Dispatches from Maine

Just another person of little note writing about ordinary things. That I reside in Maine is icing on the cake.

12 September 2005

PDC05: Day One (Versioning & Servicing in VC++)

At first I thought this was going to be another presentation with a topic just outside of my area, but boy was I wrong. The topic "Versioning & Servicing in VC++" by Nikola Dudar was focused around the new deployment story for Microsoft. Now, I am no expert in deployment, but the people who were experts got hot about what was said. There are presently three ways to deploy DLLs to the Microsoft platform:

  • System32 (or path)
    The oldest technique, and the very source of the phrase "DLL Hell," is the first option. Windows redistributables are all installed in a common area, which can lead to other packages replacing your stable versions of say MFC42.DLL with a different version.

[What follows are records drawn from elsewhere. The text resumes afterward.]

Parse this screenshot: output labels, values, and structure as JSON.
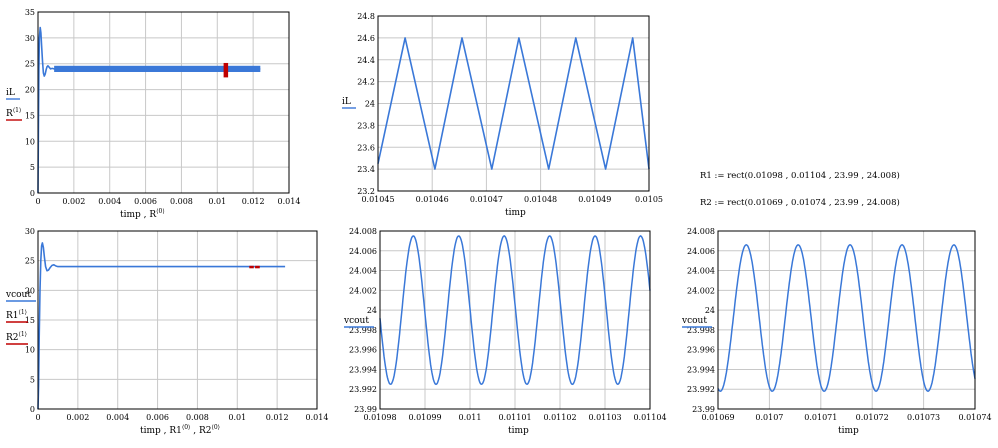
{
  "colors": {
    "series": "#3a78d8",
    "marker": "#c00000",
    "grid": "#c8c8c8",
    "frame": "#000000"
  },
  "formulas": [
    {
      "text": "R1 := rect(0.01098 , 0.01104 , 23.99 , 24.008)"
    },
    {
      "text": "R2 := rect(0.01069 , 0.01074 , 23.99 , 24.008)"
    }
  ],
  "chart_data": [
    {
      "type": "line",
      "xlabel": "timp , R",
      "xlabel_sup": "⟨0⟩",
      "xlim": [
        0,
        0.014
      ],
      "ylim": [
        0,
        35
      ],
      "xticks": [
        "0",
        "0.002",
        "0.004",
        "0.006",
        "0.008",
        "0.01",
        "0.012",
        "0.014"
      ],
      "yticks": [
        "0",
        "5",
        "10",
        "15",
        "20",
        "25",
        "30",
        "35"
      ],
      "legend": [
        {
          "name": "iL",
          "sup": "",
          "color": "#3a78d8"
        },
        {
          "name": "R",
          "sup": "⟨1⟩",
          "color": "#c00000"
        }
      ],
      "series": [
        {
          "name": "iL",
          "kind": "startup",
          "x": [
            0,
            2e-05,
            5e-05,
            8e-05,
            0.00012,
            0.00016,
            0.0002,
            0.00025,
            0.0003,
            0.00035,
            0.0004,
            0.00045,
            0.0005,
            0.00055,
            0.0006,
            0.0007,
            0.0008,
            0.0009,
            0.001,
            0.0012,
            0.0015,
            0.0124
          ],
          "y": [
            0,
            12,
            24,
            30,
            32,
            31,
            28.5,
            25.5,
            23.2,
            22.6,
            23.0,
            23.8,
            24.4,
            24.6,
            24.4,
            24.0,
            24.1,
            24.0,
            24.0,
            24.0,
            24.0,
            24.0
          ],
          "band": [
            23.4,
            24.6
          ],
          "band_from": 0.0009
        },
        {
          "name": "R",
          "kind": "marker",
          "x": [
            0.01045,
            0.01045
          ],
          "y": [
            22.5,
            25
          ]
        }
      ]
    },
    {
      "type": "line",
      "xlabel": "timp",
      "xlim": [
        0.01045,
        0.0105
      ],
      "ylim": [
        23.2,
        24.8
      ],
      "xticks": [
        "0.01045",
        "0.01046",
        "0.01047",
        "0.01048",
        "0.01049",
        "0.0105"
      ],
      "yticks": [
        "23.2",
        "23.4",
        "23.6",
        "23.8",
        "24",
        "24.2",
        "24.4",
        "24.6",
        "24.8"
      ],
      "legend": [
        {
          "name": "iL",
          "sup": "",
          "color": "#3a78d8"
        }
      ],
      "series": [
        {
          "name": "iL",
          "kind": "triangle",
          "x": [
            0.01045,
            0.010455,
            0.0104605,
            0.0104655,
            0.010471,
            0.010476,
            0.0104815,
            0.0104865,
            0.010492,
            0.010497,
            0.0105
          ],
          "y": [
            23.45,
            24.6,
            23.4,
            24.6,
            23.4,
            24.6,
            23.4,
            24.6,
            23.4,
            24.6,
            23.4
          ]
        }
      ]
    },
    {
      "type": "line",
      "xlabel": "timp , R1",
      "xlabel_sup": "⟨0⟩",
      "xlabel2": " , R2",
      "xlabel2_sup": "⟨0⟩",
      "xlim": [
        0,
        0.014
      ],
      "ylim": [
        0,
        30
      ],
      "xticks": [
        "0",
        "0.002",
        "0.004",
        "0.006",
        "0.008",
        "0.01",
        "0.012",
        "0.014"
      ],
      "yticks": [
        "0",
        "5",
        "10",
        "15",
        "20",
        "25",
        "30"
      ],
      "legend": [
        {
          "name": "vcout",
          "sup": "",
          "color": "#3a78d8"
        },
        {
          "name": "R1",
          "sup": "⟨1⟩",
          "color": "#c00000"
        },
        {
          "name": "R2",
          "sup": "⟨1⟩",
          "color": "#c00000"
        }
      ],
      "series": [
        {
          "name": "vcout",
          "kind": "startup",
          "x": [
            0,
            3e-05,
            6e-05,
            0.0001,
            0.00014,
            0.00018,
            0.00022,
            0.00027,
            0.00032,
            0.00038,
            0.00045,
            0.00052,
            0.0006,
            0.0007,
            0.0008,
            0.0009,
            0.001,
            0.0012,
            0.0124
          ],
          "y": [
            0,
            4,
            12,
            20,
            25,
            27.5,
            28,
            27.2,
            25.6,
            24.0,
            23.3,
            23.4,
            23.8,
            24.2,
            24.3,
            24.1,
            24.0,
            24.0,
            24.0
          ]
        },
        {
          "name": "R1",
          "kind": "marker",
          "x": [
            0.01098,
            0.01104
          ],
          "y": [
            23.99,
            24.008
          ]
        },
        {
          "name": "R2",
          "kind": "marker",
          "x": [
            0.01069,
            0.01074
          ],
          "y": [
            23.99,
            24.008
          ]
        }
      ]
    },
    {
      "type": "line",
      "xlabel": "timp",
      "xlim": [
        0.01098,
        0.01104
      ],
      "ylim": [
        23.99,
        24.008
      ],
      "xticks": [
        "0.01098",
        "0.01099",
        "0.011",
        "0.01101",
        "0.01102",
        "0.01103",
        "0.01104"
      ],
      "yticks": [
        "23.99",
        "23.992",
        "23.994",
        "23.996",
        "23.998",
        "24",
        "24.002",
        "24.004",
        "24.006",
        "24.008"
      ],
      "legend": [
        {
          "name": "vcout",
          "sup": "",
          "color": "#3a78d8"
        }
      ],
      "series": [
        {
          "name": "vcout",
          "kind": "sine",
          "x_start": 0.01098,
          "x_end": 0.01104,
          "period": 1.01e-05,
          "mean": 24.0,
          "amplitude": 0.0075,
          "peak_at": 0.0109874
        }
      ]
    },
    {
      "type": "line",
      "xlabel": "timp",
      "xlim": [
        0.01069,
        0.01074
      ],
      "ylim": [
        23.99,
        24.008
      ],
      "xticks": [
        "0.01069",
        "0.0107",
        "0.01071",
        "0.01072",
        "0.01073",
        "0.01074"
      ],
      "yticks": [
        "23.99",
        "23.992",
        "23.994",
        "23.996",
        "23.998",
        "24",
        "24.002",
        "24.004",
        "24.006",
        "24.008"
      ],
      "legend": [
        {
          "name": "vcout",
          "sup": "",
          "color": "#3a78d8"
        }
      ],
      "series": [
        {
          "name": "vcout",
          "kind": "sine",
          "x_start": 0.01069,
          "x_end": 0.01074,
          "period": 1.01e-05,
          "mean": 23.9992,
          "amplitude": 0.0074,
          "peak_at": 0.0106955
        }
      ]
    }
  ]
}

This is the least preferred option for installation.

  • App-Local
    This technique allows ISVs to install even redistributable DLLs into the application directory, effectively ignoring the shared versions elsewhere. This means that no other application will overwrite your stable versions of the DLL and cause you problems.
    Nikola told of the recent GDI+ problem and how, since it was deployed app-local by so many vendors, servicing it was next to impossible for Microsoft. This is where the story really heats up later...

  • Side-by-Side
    The newest plan from Microsoft for recent operating systems only. This technique has specific versions of a DLL installed in a common location and applications contain a "manifest" which says "load this version of this DLL set." It is probably a good approach, but it is somewhat related to DLL Hell.
    The VC++ 2005 compiler includes some new tools and mechanisms to make Side-by-Side much easier to handle as a deployment story.
The tale heats up when Dudar mentions that once developers upgrade to VC++ 2005 App-Local deployment will no longer be: recommended, supported, or within the terms of the VC++ 2006 EULA.

The question and answer period went on for about an hour with a back and forth about Microsoft's effective ban on the App-Local deployment, which was the preferred strategy until very recently. The final analysis is that Microsoft promises not to make breaking changes to shared redistributable DLLs. While I wish that were true, I suspect ISVs are now stuck with this deployment problem just to make Microsoft's servicing problem easier. The discussion continued until 6:30pm, when all parties gave up out of a desire to eat.